Seriez-vous en mesure de connaître avec certitude, et en un clin d’œil, la valeur pédagogique des maîtres d’une école, l’adaptation technique de leurs classes aux besoins fonctionnels des enfants, et donc l’intérêt profond et naturel que ceux-ci portent à leur travail, et cela sans même pénétrer dans une classe, sans interroger ni maîtres ni élèves ?
Entrez dans les w.-c.
S’ils sont propres, c’est qu’ils ne servent que selon leur destination, que les enfants ne s’y précipitent que « lorsqu’ils ne peuvent plus tenir », pour en ressortir presque instantanément, sitôt leur besoin satisfait. Que feraient-ils au cabinet alors que le soleil est clair, la classe accueillante, et que les camarades les attendent pour continuer un travail qui est plus que jeu, qui est vie !
Les cabinets sont sales, les murs incrustés de dessins, noircis d’inscriptions, voire même de rimes plus ou moins ordurières qui ont coûté à leurs auteurs de longues minutes de travail appliqué... La porte elle-même, ou le cadre de la fenêtre sont gravés avec une patience qui vous étonne !...

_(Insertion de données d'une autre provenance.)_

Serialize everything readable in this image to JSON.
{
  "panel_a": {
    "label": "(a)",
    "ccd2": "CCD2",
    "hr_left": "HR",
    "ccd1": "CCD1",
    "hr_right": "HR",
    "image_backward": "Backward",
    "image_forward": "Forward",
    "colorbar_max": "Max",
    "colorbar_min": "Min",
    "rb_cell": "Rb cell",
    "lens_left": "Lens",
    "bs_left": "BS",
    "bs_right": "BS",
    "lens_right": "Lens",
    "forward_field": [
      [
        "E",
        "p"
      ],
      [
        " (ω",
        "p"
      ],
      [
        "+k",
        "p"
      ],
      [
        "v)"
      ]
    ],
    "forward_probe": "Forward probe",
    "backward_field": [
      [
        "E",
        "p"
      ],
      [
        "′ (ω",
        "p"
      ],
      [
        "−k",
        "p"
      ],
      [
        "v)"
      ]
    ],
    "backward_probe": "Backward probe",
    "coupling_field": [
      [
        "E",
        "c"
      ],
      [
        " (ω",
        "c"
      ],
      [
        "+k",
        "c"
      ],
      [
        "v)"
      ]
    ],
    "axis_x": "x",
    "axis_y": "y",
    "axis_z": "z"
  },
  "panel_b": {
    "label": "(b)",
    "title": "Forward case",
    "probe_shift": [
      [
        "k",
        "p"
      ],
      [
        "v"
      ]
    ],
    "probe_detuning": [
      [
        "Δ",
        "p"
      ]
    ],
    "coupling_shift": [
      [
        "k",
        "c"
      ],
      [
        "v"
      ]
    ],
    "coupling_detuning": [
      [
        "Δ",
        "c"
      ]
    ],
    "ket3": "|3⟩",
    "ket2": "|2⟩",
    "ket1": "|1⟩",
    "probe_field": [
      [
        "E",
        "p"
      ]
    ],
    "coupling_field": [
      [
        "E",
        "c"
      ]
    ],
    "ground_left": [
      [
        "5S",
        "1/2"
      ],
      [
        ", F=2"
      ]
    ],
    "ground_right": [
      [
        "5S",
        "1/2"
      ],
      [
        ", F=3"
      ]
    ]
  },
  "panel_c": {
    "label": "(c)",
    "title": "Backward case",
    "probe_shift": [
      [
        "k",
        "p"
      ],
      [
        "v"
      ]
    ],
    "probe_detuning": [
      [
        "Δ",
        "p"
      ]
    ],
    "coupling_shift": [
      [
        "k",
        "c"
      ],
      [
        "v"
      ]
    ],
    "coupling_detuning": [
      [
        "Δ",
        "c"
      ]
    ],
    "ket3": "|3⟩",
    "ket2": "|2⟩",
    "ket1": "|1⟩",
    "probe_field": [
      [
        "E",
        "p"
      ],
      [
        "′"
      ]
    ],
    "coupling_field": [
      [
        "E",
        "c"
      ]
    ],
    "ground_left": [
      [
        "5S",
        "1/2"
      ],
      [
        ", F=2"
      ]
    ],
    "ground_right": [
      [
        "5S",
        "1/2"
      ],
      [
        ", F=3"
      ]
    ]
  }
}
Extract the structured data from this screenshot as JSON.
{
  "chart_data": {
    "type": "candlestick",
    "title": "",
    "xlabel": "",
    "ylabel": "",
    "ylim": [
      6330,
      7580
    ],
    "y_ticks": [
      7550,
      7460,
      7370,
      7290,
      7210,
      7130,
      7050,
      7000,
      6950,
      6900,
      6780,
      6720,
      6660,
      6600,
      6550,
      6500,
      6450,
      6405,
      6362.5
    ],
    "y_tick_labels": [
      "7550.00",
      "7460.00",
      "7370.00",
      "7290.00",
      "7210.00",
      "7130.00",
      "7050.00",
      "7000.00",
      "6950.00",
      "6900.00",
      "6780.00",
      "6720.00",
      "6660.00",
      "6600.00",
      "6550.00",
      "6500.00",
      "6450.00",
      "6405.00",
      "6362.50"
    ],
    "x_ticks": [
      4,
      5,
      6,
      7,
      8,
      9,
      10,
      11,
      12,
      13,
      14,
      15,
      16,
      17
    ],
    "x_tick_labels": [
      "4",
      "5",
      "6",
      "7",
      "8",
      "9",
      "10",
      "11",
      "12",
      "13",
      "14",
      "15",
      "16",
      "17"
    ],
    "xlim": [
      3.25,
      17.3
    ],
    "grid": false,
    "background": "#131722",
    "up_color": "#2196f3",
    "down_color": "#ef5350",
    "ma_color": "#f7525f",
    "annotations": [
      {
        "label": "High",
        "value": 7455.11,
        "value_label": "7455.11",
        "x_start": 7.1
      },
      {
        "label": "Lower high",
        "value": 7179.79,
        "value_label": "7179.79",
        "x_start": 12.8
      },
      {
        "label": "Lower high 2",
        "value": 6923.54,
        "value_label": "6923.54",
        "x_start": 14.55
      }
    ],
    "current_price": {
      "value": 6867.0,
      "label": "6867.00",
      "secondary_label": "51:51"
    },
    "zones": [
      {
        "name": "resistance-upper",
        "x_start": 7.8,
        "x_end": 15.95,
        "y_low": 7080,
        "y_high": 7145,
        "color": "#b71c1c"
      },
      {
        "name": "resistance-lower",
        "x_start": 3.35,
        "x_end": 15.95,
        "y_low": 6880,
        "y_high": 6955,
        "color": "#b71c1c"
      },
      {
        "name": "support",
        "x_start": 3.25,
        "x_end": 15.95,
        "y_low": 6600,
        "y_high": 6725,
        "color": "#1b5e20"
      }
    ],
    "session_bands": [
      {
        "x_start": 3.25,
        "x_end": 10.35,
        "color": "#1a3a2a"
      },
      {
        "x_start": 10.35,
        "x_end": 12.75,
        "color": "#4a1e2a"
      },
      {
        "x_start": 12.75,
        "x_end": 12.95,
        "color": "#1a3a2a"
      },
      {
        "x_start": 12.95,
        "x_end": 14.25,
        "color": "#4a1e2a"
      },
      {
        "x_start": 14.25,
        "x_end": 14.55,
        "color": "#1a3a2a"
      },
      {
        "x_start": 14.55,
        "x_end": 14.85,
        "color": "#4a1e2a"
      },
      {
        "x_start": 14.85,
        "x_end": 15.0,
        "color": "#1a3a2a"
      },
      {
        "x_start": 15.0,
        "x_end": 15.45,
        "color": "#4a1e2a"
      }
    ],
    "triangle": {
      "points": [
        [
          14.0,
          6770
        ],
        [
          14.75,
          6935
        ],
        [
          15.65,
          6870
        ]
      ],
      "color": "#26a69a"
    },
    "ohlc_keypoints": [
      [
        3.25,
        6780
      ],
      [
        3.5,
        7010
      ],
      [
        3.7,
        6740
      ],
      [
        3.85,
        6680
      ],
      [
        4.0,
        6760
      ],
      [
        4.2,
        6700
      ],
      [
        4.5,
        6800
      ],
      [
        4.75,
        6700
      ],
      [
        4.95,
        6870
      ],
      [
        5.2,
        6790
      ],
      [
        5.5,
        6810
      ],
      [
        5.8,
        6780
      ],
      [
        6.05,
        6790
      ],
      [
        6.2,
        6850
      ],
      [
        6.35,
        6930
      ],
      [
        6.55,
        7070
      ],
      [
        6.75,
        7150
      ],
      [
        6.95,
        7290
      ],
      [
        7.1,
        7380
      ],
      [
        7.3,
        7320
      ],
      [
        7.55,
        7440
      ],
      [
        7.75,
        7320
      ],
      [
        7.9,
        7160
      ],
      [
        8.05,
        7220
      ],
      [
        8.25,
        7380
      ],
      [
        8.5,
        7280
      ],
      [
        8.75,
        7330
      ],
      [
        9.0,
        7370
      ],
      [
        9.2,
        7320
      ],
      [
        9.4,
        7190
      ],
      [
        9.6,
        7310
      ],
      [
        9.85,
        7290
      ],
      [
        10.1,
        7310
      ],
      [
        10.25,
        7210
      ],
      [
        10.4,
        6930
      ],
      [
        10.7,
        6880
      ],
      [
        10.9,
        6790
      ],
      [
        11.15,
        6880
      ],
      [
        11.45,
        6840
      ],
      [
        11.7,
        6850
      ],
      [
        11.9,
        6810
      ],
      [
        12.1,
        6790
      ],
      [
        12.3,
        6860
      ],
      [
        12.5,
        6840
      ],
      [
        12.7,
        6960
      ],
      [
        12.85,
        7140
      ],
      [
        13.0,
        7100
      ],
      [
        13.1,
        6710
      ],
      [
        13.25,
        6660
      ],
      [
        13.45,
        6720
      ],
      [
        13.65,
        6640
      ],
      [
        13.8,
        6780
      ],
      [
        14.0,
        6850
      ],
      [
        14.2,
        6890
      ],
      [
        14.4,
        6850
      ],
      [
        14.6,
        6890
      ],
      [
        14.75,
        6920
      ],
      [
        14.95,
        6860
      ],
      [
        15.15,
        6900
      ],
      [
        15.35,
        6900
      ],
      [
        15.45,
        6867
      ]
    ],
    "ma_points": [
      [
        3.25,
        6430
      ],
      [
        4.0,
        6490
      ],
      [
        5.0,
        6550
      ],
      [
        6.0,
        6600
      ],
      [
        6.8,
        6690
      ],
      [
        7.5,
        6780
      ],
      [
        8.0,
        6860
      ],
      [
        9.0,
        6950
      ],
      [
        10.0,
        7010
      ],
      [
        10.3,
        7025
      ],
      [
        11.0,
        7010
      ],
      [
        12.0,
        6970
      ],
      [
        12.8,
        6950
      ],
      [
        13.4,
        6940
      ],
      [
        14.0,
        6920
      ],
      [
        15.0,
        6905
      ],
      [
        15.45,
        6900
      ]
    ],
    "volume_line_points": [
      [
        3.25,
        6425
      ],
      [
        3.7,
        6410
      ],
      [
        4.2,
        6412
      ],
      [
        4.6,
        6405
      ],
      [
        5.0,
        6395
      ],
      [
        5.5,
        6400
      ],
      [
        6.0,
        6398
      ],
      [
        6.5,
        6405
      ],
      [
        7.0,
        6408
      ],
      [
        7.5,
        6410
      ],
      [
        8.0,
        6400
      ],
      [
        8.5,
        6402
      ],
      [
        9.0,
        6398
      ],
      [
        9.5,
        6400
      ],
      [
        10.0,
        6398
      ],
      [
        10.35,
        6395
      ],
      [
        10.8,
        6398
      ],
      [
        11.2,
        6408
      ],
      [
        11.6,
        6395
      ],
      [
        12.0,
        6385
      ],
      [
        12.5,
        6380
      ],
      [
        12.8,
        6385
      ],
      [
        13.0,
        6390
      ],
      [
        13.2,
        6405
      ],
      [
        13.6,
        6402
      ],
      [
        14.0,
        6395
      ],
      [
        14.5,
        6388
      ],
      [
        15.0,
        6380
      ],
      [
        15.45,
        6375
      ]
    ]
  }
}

C’est qu’alors il est des enfants qui préfèrent la puanteur et la liberté toute relative du cabinet à la passivité et à l’obéissance qui leur est imposée en classe, et qui trouvent enfin là, et là seulement, le loisir d’exprimer — si mal ! est-ce toujours de leur faute ? — un peu de cette personnalité que soulève un dernier sursaut contre l’étouffement.
Ne vous plaignez pas de ces enfants ! Plaignez-les, et plaignez l’école à laquelle certains élèves préfèrent les cabinets !...
J’ai connu un enfant —et combien sont dans ce cas, hélas ! — qui, pour se soustraire à la dureté inhumaine et à l’injustice de soi marâtre, se réfugiait le plus souvent possible dans les cabinets où il reprenait enfin, quelque peu, conscience de lui.
Que votre école ne soit pas marâtre ! Que les enfants s’y expriment librement, qu’ils dessinent, gravent, jouent, s’instruisent et travaillent !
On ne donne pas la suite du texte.